Sherief Reda is a computer scientist and engineer. He is currently a professor at the School of Engineering and Computer Science Department,[1]Brown University, and a principal research scientist at Amazon[2] Supply Chain Optimization Technology team.[3] He has been elevated to a Fellow of the IEEE[4] for his contributions to energy-efficient and approximate computing.
Education & career
Reda received his PhD in Computer Science and Engineering from University of California, San Diego in 2006.[5] Prior to that, he received his BSc (Distinction with Honors) and his MSc degree in Electrical Engineering, Computer and Systems from Ain Shams University in 1998 and 2000 respectively.

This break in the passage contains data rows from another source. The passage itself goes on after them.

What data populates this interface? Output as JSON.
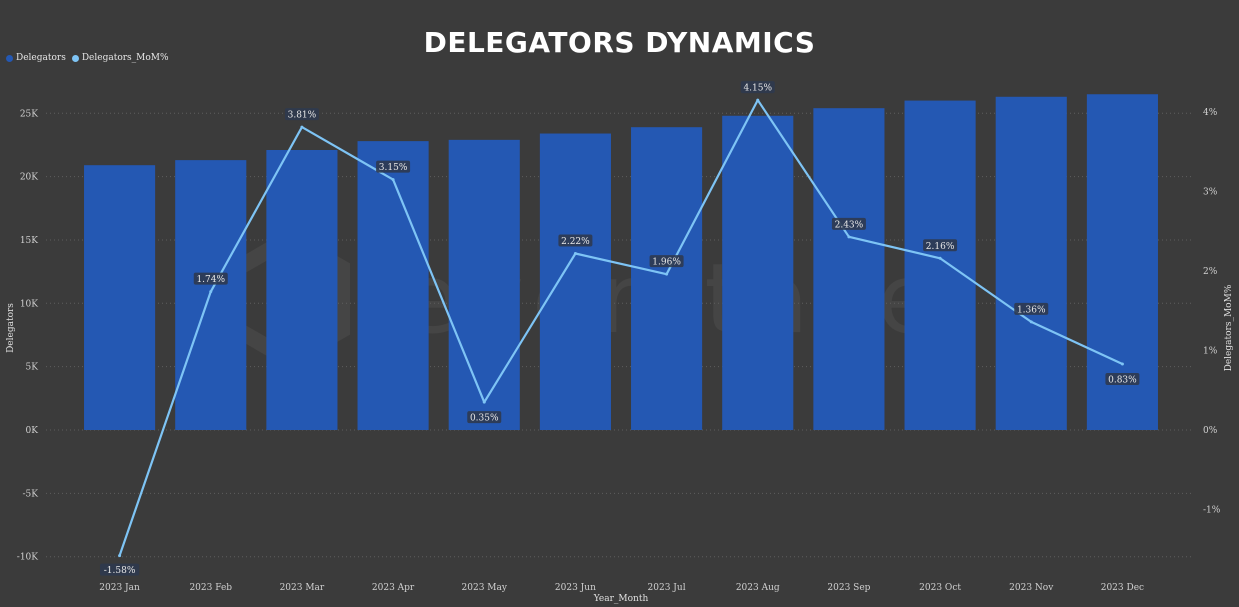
{
  "title": "DELEGATORS DYNAMICS",
  "watermark": "everstake",
  "colors": {
    "background": "#3b3b3b",
    "bar": "#2458b3",
    "line": "#7ec4f5",
    "grid": "#5e5e5e",
    "label_bg": "#2f3a4f"
  },
  "legend": [
    {
      "label": "Delegators",
      "color": "#2458b3"
    },
    {
      "label": "Delegators_MoM%",
      "color": "#7ec4f5"
    }
  ],
  "chart_data": {
    "type": "bar",
    "title": "DELEGATORS DYNAMICS",
    "xlabel": "Year_Month",
    "ylabel": "Delegators",
    "y2label": "Delegators_MoM%",
    "categories": [
      "2023 Jan",
      "2023 Feb",
      "2023 Mar",
      "2023 Apr",
      "2023 May",
      "2023 Jun",
      "2023 Jul",
      "2023 Aug",
      "2023 Sep",
      "2023 Oct",
      "2023 Nov",
      "2023 Dec"
    ],
    "series": [
      {
        "name": "Delegators",
        "type": "bar",
        "axis": "left",
        "values": [
          20900,
          21300,
          22100,
          22800,
          22900,
          23400,
          23900,
          24800,
          25400,
          26000,
          26300,
          26500
        ]
      },
      {
        "name": "Delegators_MoM%",
        "type": "line",
        "axis": "right",
        "values": [
          -1.58,
          1.74,
          3.81,
          3.15,
          0.35,
          2.22,
          1.96,
          4.15,
          2.43,
          2.16,
          1.36,
          0.83
        ],
        "labels": [
          "-1.58%",
          "1.74%",
          "3.81%",
          "3.15%",
          "0.35%",
          "2.22%",
          "1.96%",
          "4.15%",
          "2.43%",
          "2.16%",
          "1.36%",
          "0.83%"
        ]
      }
    ],
    "ylim": [
      -10000,
      25000
    ],
    "y_ticks": [
      -10000,
      -5000,
      0,
      5000,
      10000,
      15000,
      20000,
      25000
    ],
    "y_tick_labels": [
      "-10K",
      "-5K",
      "0K",
      "5K",
      "10K",
      "15K",
      "20K",
      "25K"
    ],
    "y2lim": [
      -1,
      4
    ],
    "y2_ticks": [
      -1,
      0,
      1,
      2,
      3,
      4
    ],
    "y2_tick_labels": [
      "-1%",
      "0%",
      "1%",
      "2%",
      "3%",
      "4%"
    ],
    "grid": true,
    "legend_position": "top-left"
  }
}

He has been a faculty at Brown University since 2006 and an IEEE Fellow[6][4][7] since 2022. Reda has served as an organizer and technical committee member for many conferences, including serving as the general co-chair of the IEEE/ACM International Symposium on Low-Power Electronics Design [8] in 2021. He served as an associate editor for ElSevier Integration and IEEE Transactions on Computer-Aided Design. Besides his academic work, Reda has served as an expert witness for patent litigation cases, and he has been a Principal Research Scientist at Amazon since 2021[2]
Research
Reda is known for his research in energy-efficient computing, electronic design automation, embedded systems, and molecular computing.[9][10] He has broad interests in the use of combinatorial optimization and machine learning for applications in both circuit design and supply chain systems. He has over 130 scientific articles in leading journals and conferences (Google scholar [11]), and he authored and edited two books.[12][13] Reda’s research laboratory, SCALE lab,[14] is a major contributor to open-source EDA and embedded system tools,[15] and he co-founded the WOSET workshop [8] for open-source EDA technology in 2018. He has been a PI or co-PI on more than $21M of funded projects from federal agencies such as National Science Foundation, DARPA and Department of Defense, and many industry corporations, such as Samsung, Qualcomm, Facebook, AMD, and Intel. In 2017, Reda was named one of 11 trailblazers to follow by The Providence Journal.[16] His research was featured in the news including Science Daily[10] and American Association for Advancement of Science.[17][15]